In education, a deficit mindset is when teachers or school leaders focus on problems rather than potential.
It’s when we say “can’t” instead of “not yet.” It leads us to ask “what’s wrong?” with a student, class, or school rather than asking “what can I do to build on existing strengths?”
Deficit thinking limits student outcomes.
Deficit thinking causes educators to lower their expectations based on what their students and schools lack, which leads to lower outcomes. For example, a teacher might assign easier work to a student who’s behind and excuse them from grade-level instruction rather than taking strategic action to accelerate their learning.
In contrast, asset-based thinking asks “what’s right?” The asset-based mindset (also known as growth mindset) assumes all students have potential, and seeks to understand their strengths.

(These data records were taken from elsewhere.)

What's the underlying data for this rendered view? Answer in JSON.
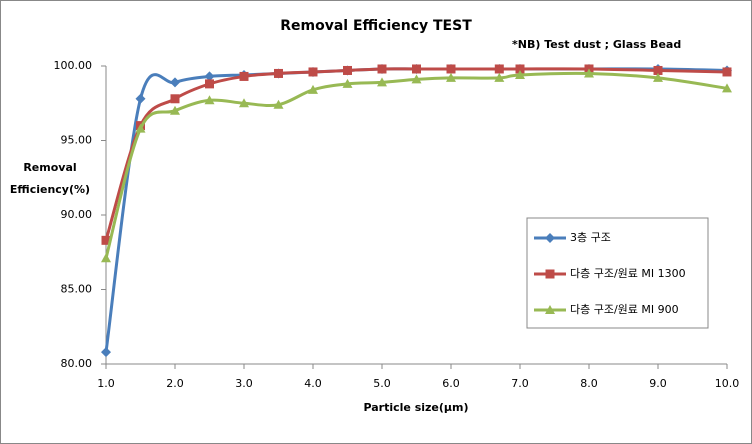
{
  "chart_data": {
    "type": "line",
    "title": "Removal Efficiency TEST",
    "annotation": "*NB)   Test dust ;  Glass Bead",
    "x_label": "Particle size(μm)",
    "y_label": [
      "Removal",
      "Efficiency(%)"
    ],
    "x": [
      1.0,
      1.5,
      2.0,
      2.5,
      3.0,
      3.5,
      4.0,
      4.5,
      5.0,
      5.5,
      6.0,
      6.7,
      7.0,
      8.0,
      9.0,
      10.0
    ],
    "series": [
      {
        "name": "3층 구조",
        "color": "#4a7ebb",
        "marker": "diamond",
        "values": [
          80.8,
          97.8,
          98.9,
          99.3,
          99.4,
          99.5,
          99.6,
          99.7,
          99.8,
          99.8,
          99.8,
          99.8,
          99.8,
          99.8,
          99.8,
          99.7
        ]
      },
      {
        "name": "다층 구조/원료 MI 1300",
        "color": "#be4b48",
        "marker": "square",
        "values": [
          88.3,
          96.0,
          97.8,
          98.8,
          99.3,
          99.5,
          99.6,
          99.7,
          99.8,
          99.8,
          99.8,
          99.8,
          99.8,
          99.8,
          99.7,
          99.6
        ]
      },
      {
        "name": "다층 구조/원료 MI 900",
        "color": "#98b954",
        "marker": "triangle",
        "values": [
          87.1,
          95.8,
          97.0,
          97.7,
          97.5,
          97.4,
          98.4,
          98.8,
          98.9,
          99.1,
          99.2,
          99.2,
          99.4,
          99.5,
          99.2,
          98.5
        ]
      }
    ],
    "xlim": [
      1.0,
      10.0
    ],
    "xticks": [
      {
        "value": 1,
        "label": "1.0"
      },
      {
        "value": 2,
        "label": "2.0"
      },
      {
        "value": 3,
        "label": "3.0"
      },
      {
        "value": 4,
        "label": "4.0"
      },
      {
        "value": 5,
        "label": "5.0"
      },
      {
        "value": 6,
        "label": "6.0"
      },
      {
        "value": 7,
        "label": "7.0"
      },
      {
        "value": 8,
        "label": "8.0"
      },
      {
        "value": 9,
        "label": "9.0"
      },
      {
        "value": 10,
        "label": "10.0"
      }
    ],
    "ylim": [
      80,
      100
    ],
    "yticks": [
      {
        "value": 80,
        "label": "80.00"
      },
      {
        "value": 85,
        "label": "85.00"
      },
      {
        "value": 90,
        "label": "90.00"
      },
      {
        "value": 95,
        "label": "95.00"
      },
      {
        "value": 100,
        "label": "100.00"
      }
    ],
    "legend_position": "right"
  }
}
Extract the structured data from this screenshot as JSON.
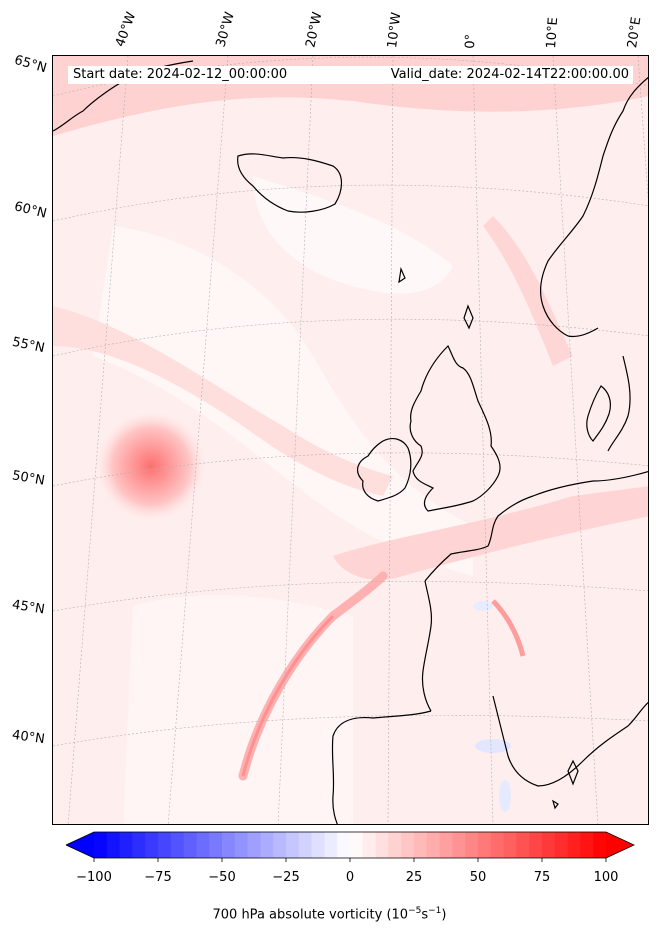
{
  "map": {
    "start_date": "Start date: 2024-02-12_00:00:00",
    "valid_date": "Valid_date: 2024-02-14T22:00:00.00",
    "lat_labels": [
      "65°N",
      "60°N",
      "55°N",
      "50°N",
      "45°N",
      "40°N"
    ],
    "lon_labels": [
      "40°W",
      "30°W",
      "20°W",
      "10°W",
      "0°",
      "10°E",
      "20°E"
    ]
  },
  "colorbar": {
    "label_prefix": "700 hPa absolute vorticity (10",
    "label_exp1": "−5",
    "label_mid": "s",
    "label_exp2": "−1",
    "label_suffix": ")",
    "ticks": [
      "−100",
      "−75",
      "−50",
      "−25",
      "0",
      "25",
      "50",
      "75",
      "100"
    ],
    "vmin": -100,
    "vmax": 100,
    "low_color": "#0000ff",
    "mid_color": "#ffffff",
    "high_color": "#ff0000"
  }
}
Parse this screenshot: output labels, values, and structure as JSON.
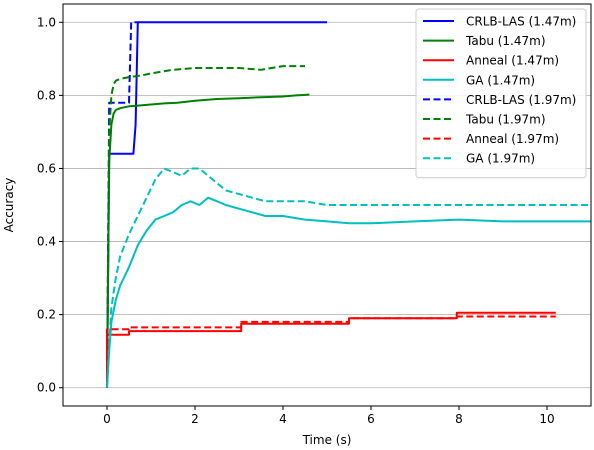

Focusing on strengths allows teachers to provide powerful instruction that enables students to progress as fast as possible. It leads to higher motivation and better outcomes for all students.
Deficit thinking is an equity issue.
Students of color, students experiencing poverty, and students with learning and attention differences are disproportionately harmed when educators adopt a deficit mindset. A school leader might think, “Our school can’t achieve high test scores because we aren’t well funded”; or a teacher might think, “Kids who don’t speak English at home can’t handle complex texts.” This deficit thinking blames already marginalized students for the fact that the system fails them, further perpetuating inequities.